El más pequeño de los cachorros vio la sombra de la mujer proyectada sobre la pared y se giró rápidamente, sobresaltado. La miró detenidamente de arriba abajo y luego dejó sus ojos clavados en los de ella, atento, vigilándola. El adulto tomó la porción de comida de la mano del pequeño y al notar que este no oponía resistencia se dio vuelta para ver a donde éste miraba. Su expresión primera fue de sorpresa pero luego, al notar la bolsa que la mujer tenía en la mano, cambió con la tensión expectante de quien se dispone a atacar y calcula, depredador y oportunista, sus oportunidades en las debilidades de la víctima. Ella no se inmutó y le dedicó una sonrisa triste. Levantó la bolsa para mostrársela. No será necesario, dijo, y se adentró al final del callejón seguida por la manada.

Los cuatro se miraron varios segundos que parecieron eternos hasta que ella rompió el silencio: Puedo conseguirte más, pero primero debes hacer algo por mí. El hombre la miró con desconfianza pero interesado. ¿Qué quiere que haga?, dijo mientras veía alternativamente los ojos de la mujer y la bolsa con comida. Sólo debes llevar este sobre hasta la Delegación de la Policía Especial que está al final de la calle, respondió ella con confianza, calibrando al sujeto. ¿Por qué no quitarle la bolsa de una vez?, dijo el hombre enseñando un cuchillo que sacó detrás del pantalón.

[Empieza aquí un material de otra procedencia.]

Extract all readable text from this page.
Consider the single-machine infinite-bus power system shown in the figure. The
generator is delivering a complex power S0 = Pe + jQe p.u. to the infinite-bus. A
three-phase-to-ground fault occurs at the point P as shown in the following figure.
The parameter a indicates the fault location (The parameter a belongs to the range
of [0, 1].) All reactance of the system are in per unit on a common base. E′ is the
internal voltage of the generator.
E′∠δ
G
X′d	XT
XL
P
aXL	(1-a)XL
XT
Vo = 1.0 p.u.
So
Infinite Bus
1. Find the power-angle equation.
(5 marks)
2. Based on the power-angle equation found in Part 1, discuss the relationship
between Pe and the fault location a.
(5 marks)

La mujer tragó saliva. Por un momento tuvo dudas sobre si aquello había sido una buena idea. Se quedó paralizada viendo el arma y meditó sus próximas palabras con cuidado. Porque debajo de toda esa mugre hay un padre que aún vela por sus hijos. ¿Son tus hijos, verdad?, el hombre asintió con la mirada húmeda y miró a los pequeños. Bueno, no querrás que prueben auténtica comida solo por hoy. ¿Y tu mujer?, el hombre guardó el cuchillo y un par de lágrimas comenzaban a bajar por sus mejillas. Murió, dijo, intentando controlar el llanto. Siento escuchar eso, se lamentó la mujer. ¿Dónde vives?, preguntó, ya dueña de la situación, mientras le extendía el sobre al sujeto. En la calle. Me echaron de mi casa por protestar y se la dieron a otra gente. El hombre tomó el sobre. Deja a los niños conmigo. Cuando regreses te llevaré a donde están las otras bolsas. El hombre caminó lentamente hacia la delegación.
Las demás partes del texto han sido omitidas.